Event Details
Abstract:
With adaptation to climate change becoming a dominant paradigm in international development, major river deltas have been at the forefront of efforts to steer development along a climate-resilient path. The Mekong Delta of Vietnam, for example, has become an international laboratory for climate adaptation governance, guided prominently by the Dutch-supported “Mekong Delta Plan” (2013) as well as funding from a recent World Bank “Integrated Climate Resilience and Sustainable Livelihoods” project. Within Vietnam, an entire multilevel governance apparatus is engaged in furthering the climate change adaptation agenda. A politics of translation is at the heart of these operations, as differently situated actors reproduce, negotiate, and mobilize adaptation knowledge in pursuit of varied objectives, seeking to move from conceptualization to implementation. This paper examines the role of intermediary actors that work as mediators in this process, translating knowledge upwards as well as down in the governance system.
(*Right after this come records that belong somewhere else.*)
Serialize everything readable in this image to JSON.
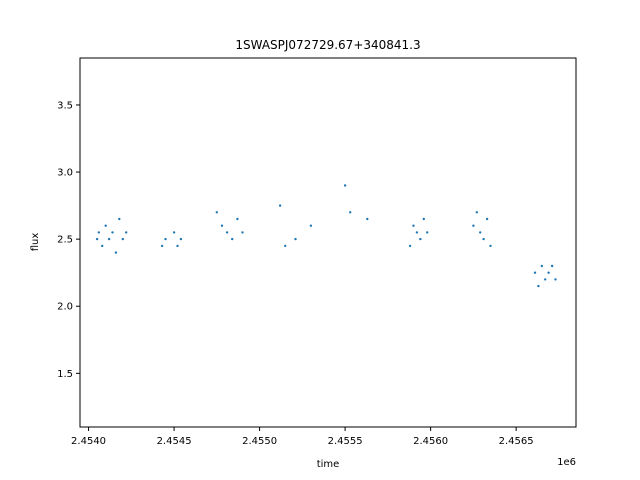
{
  "chart_data": {
    "type": "scatter",
    "title": "1SWASPJ072729.67+340841.3",
    "xlabel": "time",
    "ylabel": "flux",
    "x_offset_label": "1e6",
    "xlim": [
      2.45395,
      2.45685
    ],
    "ylim": [
      1.1,
      3.85
    ],
    "x_ticks": [
      2.454,
      2.4545,
      2.455,
      2.4555,
      2.456,
      2.4565
    ],
    "x_tick_labels": [
      "2.4540",
      "2.4545",
      "2.4550",
      "2.4555",
      "2.4560",
      "2.4565"
    ],
    "y_ticks": [
      1.5,
      2.0,
      2.5,
      3.0,
      3.5
    ],
    "y_tick_labels": [
      "1.5",
      "2.0",
      "2.5",
      "3.0",
      "3.5"
    ],
    "grid": false,
    "marker_color": "#1f77b4",
    "series": [
      {
        "x": [
          2.45405,
          2.45406,
          2.45408,
          2.4541,
          2.45412,
          2.45414,
          2.45416,
          2.45418,
          2.4542,
          2.45422,
          2.45443,
          2.45445,
          2.4545,
          2.45452,
          2.45454,
          2.45475,
          2.45478,
          2.45481,
          2.45484,
          2.45487,
          2.4549,
          2.45512,
          2.45515,
          2.45521,
          2.4553,
          2.4555,
          2.45553,
          2.45563,
          2.45588,
          2.4559,
          2.45592,
          2.45594,
          2.45596,
          2.45598,
          2.45625,
          2.45627,
          2.45629,
          2.45631,
          2.45633,
          2.45635,
          2.45661,
          2.45663,
          2.45665,
          2.45667,
          2.45669,
          2.45671,
          2.45673
        ],
        "y": [
          2.5,
          2.55,
          2.45,
          2.6,
          2.5,
          2.55,
          2.4,
          2.65,
          2.5,
          2.55,
          2.45,
          2.5,
          2.55,
          2.45,
          2.5,
          2.7,
          2.6,
          2.55,
          2.5,
          2.65,
          2.55,
          2.75,
          2.45,
          2.5,
          2.6,
          2.9,
          2.7,
          2.65,
          2.45,
          2.6,
          2.55,
          2.5,
          2.65,
          2.55,
          2.6,
          2.7,
          2.55,
          2.5,
          2.65,
          2.45,
          2.25,
          2.15,
          2.3,
          2.2,
          2.25,
          2.3,
          2.2
        ]
      }
    ]
  }
}
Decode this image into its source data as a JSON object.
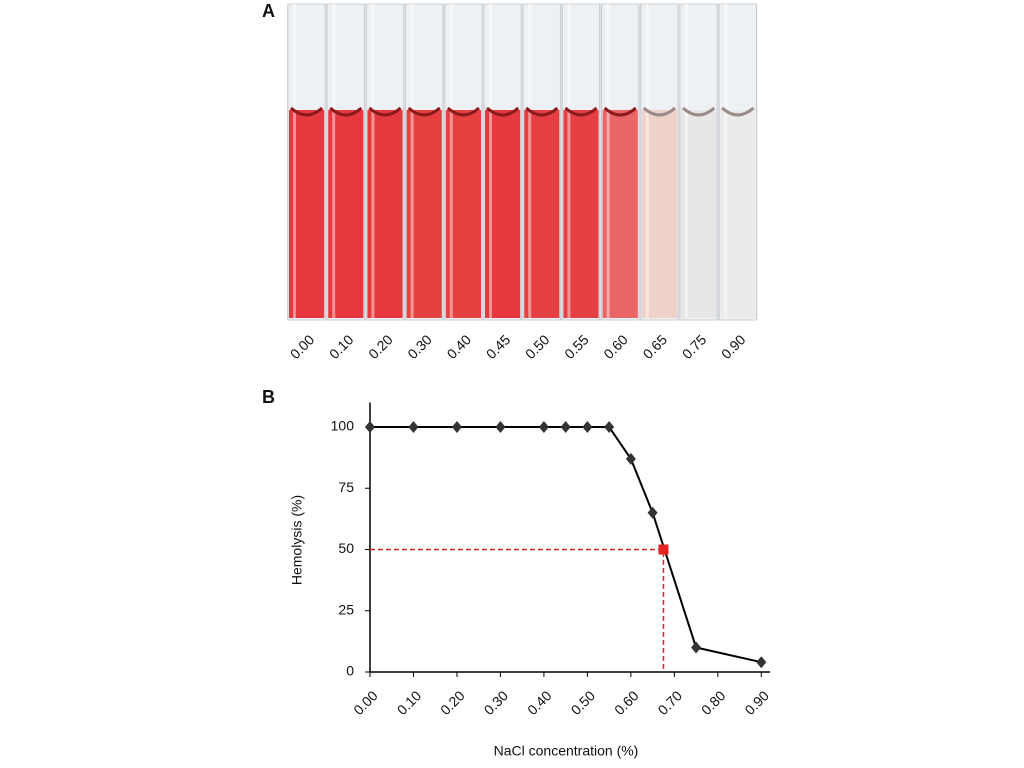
{
  "figure": {
    "panel_a": {
      "label": "A",
      "tube_labels": [
        "0.00",
        "0.10",
        "0.20",
        "0.30",
        "0.40",
        "0.45",
        "0.50",
        "0.55",
        "0.60",
        "0.65",
        "0.75",
        "0.90"
      ],
      "tube_colors": [
        "#e5393f",
        "#e5393f",
        "#e6393f",
        "#e6403f",
        "#e6403f",
        "#e5393f",
        "#e63f43",
        "#e63f43",
        "#ea6666",
        "#eed2ca",
        "#e7e7e7",
        "#ebebeb"
      ]
    }
  },
  "chart_data": {
    "type": "line",
    "panel_label": "B",
    "xlabel": "NaCl concentration  (%)",
    "ylabel": "Hemolysis (%)",
    "x": [
      0,
      0.1,
      0.2,
      0.3,
      0.4,
      0.45,
      0.5,
      0.55,
      0.6,
      0.65,
      0.75,
      0.9
    ],
    "series": [
      {
        "color": "#333333",
        "values": [
          100,
          100,
          100,
          100,
          100,
          100,
          100,
          100,
          87,
          65,
          10,
          4
        ]
      }
    ],
    "marker": {
      "x": 0.675,
      "y": 50,
      "color": "#e52421"
    },
    "xlim": [
      0,
      0.92
    ],
    "ylim": [
      0,
      110
    ],
    "xticks": [
      {
        "value": 0,
        "label": "0.00"
      },
      {
        "value": 0.1,
        "label": "0.10"
      },
      {
        "value": 0.2,
        "label": "0.20"
      },
      {
        "value": 0.3,
        "label": "0.30"
      },
      {
        "value": 0.4,
        "label": "0.40"
      },
      {
        "value": 0.5,
        "label": "0.50"
      },
      {
        "value": 0.6,
        "label": "0.60"
      },
      {
        "value": 0.7,
        "label": "0.70"
      },
      {
        "value": 0.8,
        "label": "0.80"
      },
      {
        "value": 0.9,
        "label": "0.90"
      }
    ],
    "yticks": [
      0,
      25,
      50,
      75,
      100
    ]
  }
}
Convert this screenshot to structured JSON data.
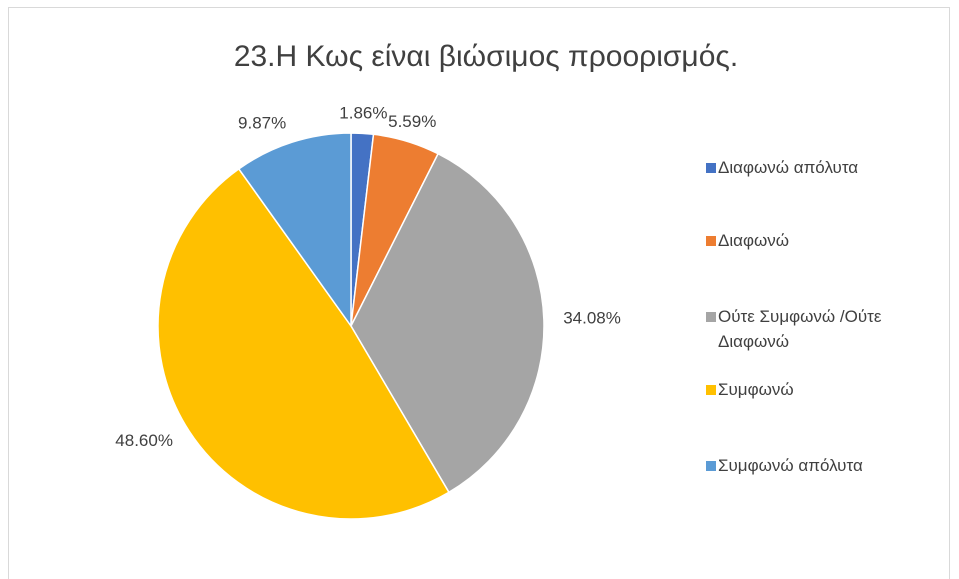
{
  "chart_data": {
    "type": "pie",
    "title": "23.Η Κως είναι βιώσιμος προορισμός.",
    "categories": [
      "Διαφωνώ απόλυτα",
      "Διαφωνώ",
      "Ούτε Συμφωνώ /Ούτε Διαφωνώ",
      "Συμφωνώ",
      "Συμφωνώ απόλυτα"
    ],
    "values": [
      1.86,
      5.59,
      34.08,
      48.6,
      9.87
    ],
    "value_labels": [
      "1.86%",
      "5.59%",
      "34.08%",
      "48.60%",
      "9.87%"
    ],
    "colors": [
      "#4472c4",
      "#ed7d31",
      "#a5a5a5",
      "#ffc000",
      "#5b9bd5"
    ],
    "legend": "right"
  }
}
Drawing on multi-scalar ethnographic research with Vietnamese scientists, provincial-level bureaucrats, and agricultural extension agents, it considers the agency these actors have in shaping the trajectory of socio-ecological change in the Delta. By exploring strategies of translation and the intersections of different identities, interests, and agendas, the paper pinpoints contestations and switch-points that occur and seeks to identify potential openings for transformative pathways to emerge.